What do you get when you take a Tom DeLay co-conspirator, a cushy seat on the board of the Employees Retirement System of Texas, and a check from the man who funded the Swift Boaters?
A state lawmaker said Wednesday that it’s absurd not to require public officials to disclose the size of checks given to them as gifts.
Rep. Lon Burnam, D-Fort Worth, urged the Texas Ethics Commission to reconsider its ruling that law does not require Bill Ceverha, a member of the Employees Retirement System of Texas board, to disclose the amount of a check given to him by Houston home builder Bob Perry, the state’s largest individual campaign donor.

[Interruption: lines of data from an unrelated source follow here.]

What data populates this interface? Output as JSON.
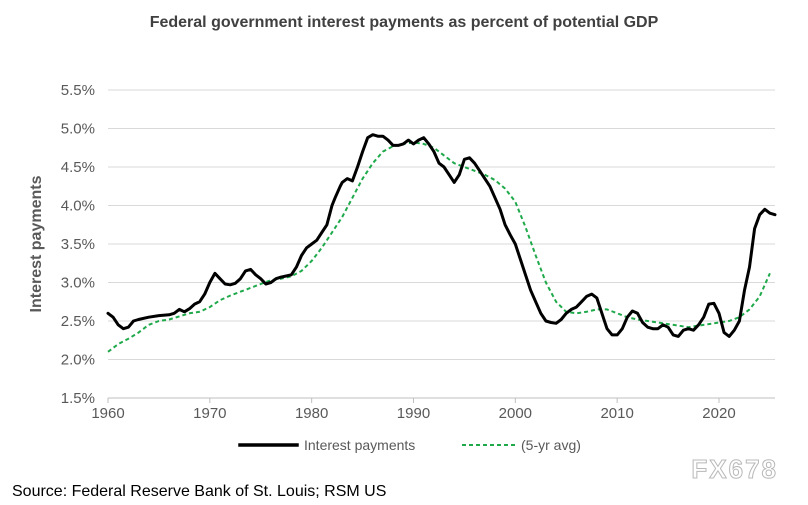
{
  "chart_data": {
    "type": "line",
    "title": "Federal government interest payments as percent of potential GDP",
    "xlabel": "",
    "ylabel": "Interest payments",
    "xlim": [
      1960,
      2025.5
    ],
    "ylim": [
      1.5,
      5.5
    ],
    "x_ticks": [
      1960,
      1970,
      1980,
      1990,
      2000,
      2010,
      2020
    ],
    "x_tick_labels": [
      "1960",
      "1970",
      "1980",
      "1990",
      "2000",
      "2010",
      "2020"
    ],
    "y_ticks": [
      1.5,
      2.0,
      2.5,
      3.0,
      3.5,
      4.0,
      4.5,
      5.0,
      5.5
    ],
    "y_tick_labels": [
      "1.5%",
      "2.0%",
      "2.5%",
      "3.0%",
      "3.5%",
      "4.0%",
      "4.5%",
      "5.0%",
      "5.5%"
    ],
    "grid": "horizontal",
    "legend_position": "bottom",
    "series": [
      {
        "name": "Interest payments",
        "color": "#000000",
        "style": "solid",
        "points": [
          [
            1960,
            2.6
          ],
          [
            1960.5,
            2.55
          ],
          [
            1961,
            2.45
          ],
          [
            1961.5,
            2.4
          ],
          [
            1962,
            2.42
          ],
          [
            1962.5,
            2.5
          ],
          [
            1963,
            2.52
          ],
          [
            1964,
            2.55
          ],
          [
            1965,
            2.57
          ],
          [
            1966,
            2.58
          ],
          [
            1966.5,
            2.6
          ],
          [
            1967,
            2.65
          ],
          [
            1967.5,
            2.62
          ],
          [
            1968,
            2.66
          ],
          [
            1968.5,
            2.72
          ],
          [
            1969,
            2.75
          ],
          [
            1969.5,
            2.85
          ],
          [
            1970,
            3.0
          ],
          [
            1970.5,
            3.12
          ],
          [
            1971,
            3.05
          ],
          [
            1971.5,
            2.98
          ],
          [
            1972,
            2.97
          ],
          [
            1972.5,
            2.99
          ],
          [
            1973,
            3.05
          ],
          [
            1973.5,
            3.15
          ],
          [
            1974,
            3.17
          ],
          [
            1974.5,
            3.1
          ],
          [
            1975,
            3.05
          ],
          [
            1975.5,
            2.98
          ],
          [
            1976,
            3.0
          ],
          [
            1976.5,
            3.05
          ],
          [
            1977,
            3.07
          ],
          [
            1978,
            3.1
          ],
          [
            1978.5,
            3.2
          ],
          [
            1979,
            3.35
          ],
          [
            1979.5,
            3.45
          ],
          [
            1980,
            3.5
          ],
          [
            1980.5,
            3.55
          ],
          [
            1981,
            3.65
          ],
          [
            1981.5,
            3.75
          ],
          [
            1982,
            4.0
          ],
          [
            1982.3,
            4.1
          ],
          [
            1982.8,
            4.25
          ],
          [
            1983,
            4.3
          ],
          [
            1983.5,
            4.35
          ],
          [
            1984,
            4.32
          ],
          [
            1984.5,
            4.5
          ],
          [
            1985,
            4.7
          ],
          [
            1985.5,
            4.88
          ],
          [
            1986,
            4.92
          ],
          [
            1986.5,
            4.9
          ],
          [
            1987,
            4.9
          ],
          [
            1987.5,
            4.85
          ],
          [
            1988,
            4.78
          ],
          [
            1988.5,
            4.78
          ],
          [
            1989,
            4.8
          ],
          [
            1989.5,
            4.85
          ],
          [
            1990,
            4.8
          ],
          [
            1990.5,
            4.85
          ],
          [
            1991,
            4.88
          ],
          [
            1991.5,
            4.8
          ],
          [
            1992,
            4.7
          ],
          [
            1992.5,
            4.55
          ],
          [
            1993,
            4.5
          ],
          [
            1993.5,
            4.4
          ],
          [
            1994,
            4.3
          ],
          [
            1994.5,
            4.4
          ],
          [
            1995,
            4.6
          ],
          [
            1995.5,
            4.62
          ],
          [
            1996,
            4.55
          ],
          [
            1996.5,
            4.45
          ],
          [
            1997,
            4.35
          ],
          [
            1997.5,
            4.25
          ],
          [
            1998,
            4.1
          ],
          [
            1998.5,
            3.95
          ],
          [
            1999,
            3.75
          ],
          [
            1999.5,
            3.62
          ],
          [
            2000,
            3.5
          ],
          [
            2000.5,
            3.3
          ],
          [
            2001,
            3.1
          ],
          [
            2001.5,
            2.9
          ],
          [
            2002,
            2.75
          ],
          [
            2002.5,
            2.6
          ],
          [
            2003,
            2.5
          ],
          [
            2003.5,
            2.48
          ],
          [
            2004,
            2.47
          ],
          [
            2004.5,
            2.52
          ],
          [
            2005,
            2.6
          ],
          [
            2005.5,
            2.65
          ],
          [
            2006,
            2.68
          ],
          [
            2006.5,
            2.75
          ],
          [
            2007,
            2.82
          ],
          [
            2007.5,
            2.85
          ],
          [
            2008,
            2.8
          ],
          [
            2008.5,
            2.6
          ],
          [
            2009,
            2.4
          ],
          [
            2009.5,
            2.32
          ],
          [
            2010,
            2.32
          ],
          [
            2010.5,
            2.4
          ],
          [
            2011,
            2.55
          ],
          [
            2011.5,
            2.63
          ],
          [
            2012,
            2.6
          ],
          [
            2012.5,
            2.48
          ],
          [
            2013,
            2.42
          ],
          [
            2013.5,
            2.4
          ],
          [
            2014,
            2.4
          ],
          [
            2014.5,
            2.45
          ],
          [
            2015,
            2.42
          ],
          [
            2015.5,
            2.32
          ],
          [
            2016,
            2.3
          ],
          [
            2016.5,
            2.38
          ],
          [
            2017,
            2.4
          ],
          [
            2017.5,
            2.38
          ],
          [
            2018,
            2.45
          ],
          [
            2018.5,
            2.55
          ],
          [
            2019,
            2.72
          ],
          [
            2019.5,
            2.73
          ],
          [
            2020,
            2.6
          ],
          [
            2020.5,
            2.35
          ],
          [
            2021,
            2.3
          ],
          [
            2021.5,
            2.38
          ],
          [
            2022,
            2.5
          ],
          [
            2022.5,
            2.9
          ],
          [
            2023,
            3.2
          ],
          [
            2023.5,
            3.7
          ],
          [
            2024,
            3.88
          ],
          [
            2024.5,
            3.95
          ],
          [
            2025,
            3.9
          ],
          [
            2025.5,
            3.88
          ]
        ]
      },
      {
        "name": "(5-yr avg)",
        "color": "#1fa94b",
        "style": "dashed",
        "points": [
          [
            1960,
            2.1
          ],
          [
            1961,
            2.2
          ],
          [
            1962,
            2.27
          ],
          [
            1963,
            2.35
          ],
          [
            1964,
            2.45
          ],
          [
            1965,
            2.5
          ],
          [
            1966,
            2.52
          ],
          [
            1967,
            2.56
          ],
          [
            1968,
            2.6
          ],
          [
            1969,
            2.62
          ],
          [
            1970,
            2.68
          ],
          [
            1971,
            2.77
          ],
          [
            1972,
            2.83
          ],
          [
            1973,
            2.88
          ],
          [
            1974,
            2.93
          ],
          [
            1975,
            2.98
          ],
          [
            1976,
            3.03
          ],
          [
            1977,
            3.05
          ],
          [
            1978,
            3.08
          ],
          [
            1979,
            3.15
          ],
          [
            1980,
            3.28
          ],
          [
            1981,
            3.45
          ],
          [
            1982,
            3.65
          ],
          [
            1983,
            3.85
          ],
          [
            1984,
            4.1
          ],
          [
            1985,
            4.35
          ],
          [
            1986,
            4.55
          ],
          [
            1987,
            4.7
          ],
          [
            1988,
            4.77
          ],
          [
            1989,
            4.8
          ],
          [
            1990,
            4.82
          ],
          [
            1991,
            4.8
          ],
          [
            1992,
            4.75
          ],
          [
            1993,
            4.65
          ],
          [
            1994,
            4.55
          ],
          [
            1995,
            4.5
          ],
          [
            1996,
            4.45
          ],
          [
            1997,
            4.4
          ],
          [
            1998,
            4.33
          ],
          [
            1999,
            4.22
          ],
          [
            2000,
            4.05
          ],
          [
            2001,
            3.72
          ],
          [
            2002,
            3.35
          ],
          [
            2003,
            3.0
          ],
          [
            2004,
            2.75
          ],
          [
            2005,
            2.62
          ],
          [
            2006,
            2.6
          ],
          [
            2007,
            2.62
          ],
          [
            2008,
            2.65
          ],
          [
            2009,
            2.65
          ],
          [
            2010,
            2.6
          ],
          [
            2011,
            2.55
          ],
          [
            2012,
            2.52
          ],
          [
            2013,
            2.5
          ],
          [
            2014,
            2.48
          ],
          [
            2015,
            2.46
          ],
          [
            2016,
            2.44
          ],
          [
            2017,
            2.42
          ],
          [
            2018,
            2.44
          ],
          [
            2019,
            2.46
          ],
          [
            2020,
            2.48
          ],
          [
            2021,
            2.5
          ],
          [
            2022,
            2.55
          ],
          [
            2023,
            2.65
          ],
          [
            2024,
            2.82
          ],
          [
            2025,
            3.12
          ]
        ]
      }
    ],
    "source": "Source: Federal Reserve Bank of St. Louis; RSM US"
  },
  "watermark": "FX678"
}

“Any appointed government official can receive a check from anybody for any amount and all they have to write on their disclosure form is ‘check,’ ” Burnam wrote in a letter to the commission. “This is absurd — and dangerous.”
Burnam has led the charge to force Ceverha to step down as a board member since Ceverha declared bankruptcy, suggesting that the bankruptcy makes him ill-suited for a job that involves overseeing state money.
Ceverha has refused to resign, saying his bankruptcy had nothing to do with his duties.
Appointed public officials are required to disclose financial information to alert the public to possible conflicts of interest.
Ceverha disclosed receiving a check from Perry last year but did not give the amount. The ethics commission ruled last week that state law requires disclosing only the nature of a gift.
In 2002, Perry donated $3.8 million to Texas candidates and political organizations, including $165,000 to Texans for a Republican Majority, the DeLay committee. In 2004, the publicity-shy Perry gained national attention by initially funding the Swift Boat Veterans for Truth, an organization targeting presidential candidate John Kerry.
Although 2004 was a relatively quiet year for state candidates, Perry still poured $3.2 million into those campaigns.
Perry’s critics have accused the Legislature of creating the Texas Residential Construction Commission, which arbitrates homeowners’ complaints with builders, at his request.Perry’s lawyer, who wrote draft legislation to create the commission, later was named to the new agency board.
Last month, Comptroller Carole Keeton Strayhorn [yes, that’s Little Scottie McClellan’s mom], who is running for governor, said her agency’s review of the commission shows it is acting as a “builder protection agency.”